Она залилась слезами. Я смотрела на нее, ничего не понимая, и подумывала, не дать ли ей воды. Но это слишком затянуло бы дело, а мне надо было ехать уже сейчас, чтобы успеть приехать в Сент-Элуа хотя бы засветло.

– Эжени, – сказала я нетерпеливо, – чем я могу вам помочь?

Лицо у нее было пунцовое. Запинаясь, она проговорила:

– Видит Бог, мадам, мне так стыдно… Я вам святой Анной Орейской клянусь, что…

– Да перестаньте клясться! В чем дело?

– Мне больше некому признаться! – воскликнула она, разразившись рыданиями. – И больше не у кого спросить! Господина герцога уже который месяц нет дома, а я не знаю, где его искать!

– Да что же это такое?
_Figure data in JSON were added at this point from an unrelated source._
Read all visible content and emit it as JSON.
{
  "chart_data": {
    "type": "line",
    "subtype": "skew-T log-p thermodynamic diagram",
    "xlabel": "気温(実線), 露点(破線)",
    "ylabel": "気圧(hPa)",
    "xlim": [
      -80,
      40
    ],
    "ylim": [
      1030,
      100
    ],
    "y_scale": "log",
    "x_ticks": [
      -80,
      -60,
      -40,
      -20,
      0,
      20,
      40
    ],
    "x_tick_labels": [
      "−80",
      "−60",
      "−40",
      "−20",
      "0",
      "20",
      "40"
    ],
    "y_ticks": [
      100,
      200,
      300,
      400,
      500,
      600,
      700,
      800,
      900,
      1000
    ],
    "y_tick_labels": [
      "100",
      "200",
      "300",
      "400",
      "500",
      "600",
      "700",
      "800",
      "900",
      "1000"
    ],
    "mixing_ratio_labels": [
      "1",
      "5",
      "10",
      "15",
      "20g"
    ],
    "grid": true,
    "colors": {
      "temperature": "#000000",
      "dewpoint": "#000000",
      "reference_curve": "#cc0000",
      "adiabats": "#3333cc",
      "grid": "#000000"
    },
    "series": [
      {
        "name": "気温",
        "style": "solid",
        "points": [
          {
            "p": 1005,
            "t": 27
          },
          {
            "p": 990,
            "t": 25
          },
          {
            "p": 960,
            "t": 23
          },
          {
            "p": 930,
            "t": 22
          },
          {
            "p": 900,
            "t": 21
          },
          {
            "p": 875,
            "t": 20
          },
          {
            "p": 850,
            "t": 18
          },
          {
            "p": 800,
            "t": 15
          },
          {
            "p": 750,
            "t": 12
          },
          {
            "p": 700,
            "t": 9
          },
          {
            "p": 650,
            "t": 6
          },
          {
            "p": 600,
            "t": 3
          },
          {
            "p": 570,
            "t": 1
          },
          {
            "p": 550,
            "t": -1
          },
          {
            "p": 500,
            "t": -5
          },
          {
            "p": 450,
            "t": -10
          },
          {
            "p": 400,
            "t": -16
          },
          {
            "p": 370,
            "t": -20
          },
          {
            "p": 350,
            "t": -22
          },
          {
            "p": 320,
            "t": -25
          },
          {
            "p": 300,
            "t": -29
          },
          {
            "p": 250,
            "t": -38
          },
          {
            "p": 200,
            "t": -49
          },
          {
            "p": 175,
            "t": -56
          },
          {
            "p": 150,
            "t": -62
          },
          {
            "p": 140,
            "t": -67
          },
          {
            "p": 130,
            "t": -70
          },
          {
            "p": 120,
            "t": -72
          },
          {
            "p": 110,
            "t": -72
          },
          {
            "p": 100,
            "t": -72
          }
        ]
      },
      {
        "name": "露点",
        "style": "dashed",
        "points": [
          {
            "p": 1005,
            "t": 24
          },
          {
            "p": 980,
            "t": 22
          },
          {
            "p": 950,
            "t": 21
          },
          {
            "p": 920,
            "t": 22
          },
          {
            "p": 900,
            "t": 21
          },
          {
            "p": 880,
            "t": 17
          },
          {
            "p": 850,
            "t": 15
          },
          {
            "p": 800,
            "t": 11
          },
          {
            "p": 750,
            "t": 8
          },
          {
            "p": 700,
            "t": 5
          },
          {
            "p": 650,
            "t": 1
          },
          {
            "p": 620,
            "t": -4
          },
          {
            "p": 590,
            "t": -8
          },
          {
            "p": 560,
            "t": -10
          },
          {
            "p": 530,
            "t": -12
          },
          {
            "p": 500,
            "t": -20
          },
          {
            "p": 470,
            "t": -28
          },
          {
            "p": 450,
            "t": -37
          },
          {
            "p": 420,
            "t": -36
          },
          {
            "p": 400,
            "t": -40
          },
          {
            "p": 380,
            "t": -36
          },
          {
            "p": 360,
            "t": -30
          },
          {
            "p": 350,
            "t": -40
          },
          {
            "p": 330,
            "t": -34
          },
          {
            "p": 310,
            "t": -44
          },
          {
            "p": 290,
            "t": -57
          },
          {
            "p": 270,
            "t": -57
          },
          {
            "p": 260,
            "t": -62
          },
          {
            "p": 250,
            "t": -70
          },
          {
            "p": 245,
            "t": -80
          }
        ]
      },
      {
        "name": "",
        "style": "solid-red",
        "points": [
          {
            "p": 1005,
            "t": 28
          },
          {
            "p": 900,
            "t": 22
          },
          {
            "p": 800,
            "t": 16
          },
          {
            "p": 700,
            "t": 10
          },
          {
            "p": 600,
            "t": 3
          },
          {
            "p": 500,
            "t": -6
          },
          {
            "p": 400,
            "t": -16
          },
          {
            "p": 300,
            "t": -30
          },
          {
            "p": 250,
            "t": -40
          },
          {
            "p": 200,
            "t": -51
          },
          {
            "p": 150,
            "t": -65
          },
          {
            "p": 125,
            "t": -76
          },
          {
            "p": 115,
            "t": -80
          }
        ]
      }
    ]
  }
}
Искать? Зачем вам его искать? Говорите, не то я уеду!

Совершенно бессвязно, сквозь душившие ее рыдания, она стала что-то бормотать, закрывая лицо руками, путая французские слова с бретонскими, так, что я едва ее понимала и в конце концов пораженно разобрала то, что она беременна, причем уже третий месяц, и не знает, что ей теперь делать.

– Это ведь ужасно, мадам! Это ведь позор, стыд… Как я смогу показаться людям? Меня выгонят со службы и в деревне тоже засмеют. Куда я пойду? Где буду жить? Я ведь ничего не умею, кроме как быть горничной! Вы добрая, мадам, помогите Мне!

Я слушала ее, абсолютно не понимая, почему она обращается именно ко мне. Я была не против ей помочь, но уж слишком все это было некстати.

– Так из-за кого же все это случилось? – спросила я, наконец, устав слушать ее жалобы. – Кто ваш любовник?

– Да разве вы не поняли?

– Нет, не поняла. Кто?

– Да кто же, как не его сиятельство! – воскликнула она и отчаянно, и раздраженно одновременно.

Вся кровь отхлынула от моего лица.

– Вы смеете утверждать, что герцог вас соблазнил?

– Соблазнил? Господь с вами, мадам, разве я говорила такое? И я даже не знаю, что это значит. Он пришел, сказал мне, а я не могла отказать. Я боялась, он меня со службы выгонит! Он ведь тогда суровый был – ну, вскоре после вашего ухода, и ему никто перечить не мог. Что же с меня спрашивать? Я всегда была хорошего поведения, это кто угодно скажет, и у меня никогда и мыслей не было о господине герцоге. Это все он, мадам, поверьте мне!

Я слушала ее, и в глазах у меня застыл ужас. Слова горничной были искренни, кроме того, Эжени была слишком глупа, чтобы намеренно все это выдумать. Из ее слов я поняла то, что Александр не терял времени даром после того, как я ушла. Вернее, после того как он меня выгнал. Он использовал Эжени как орудие мести. Платил мне той же монетой. И, черт возьми, получилось все так, как и со мной: необдуманный поступок повлек неожиданные последствия.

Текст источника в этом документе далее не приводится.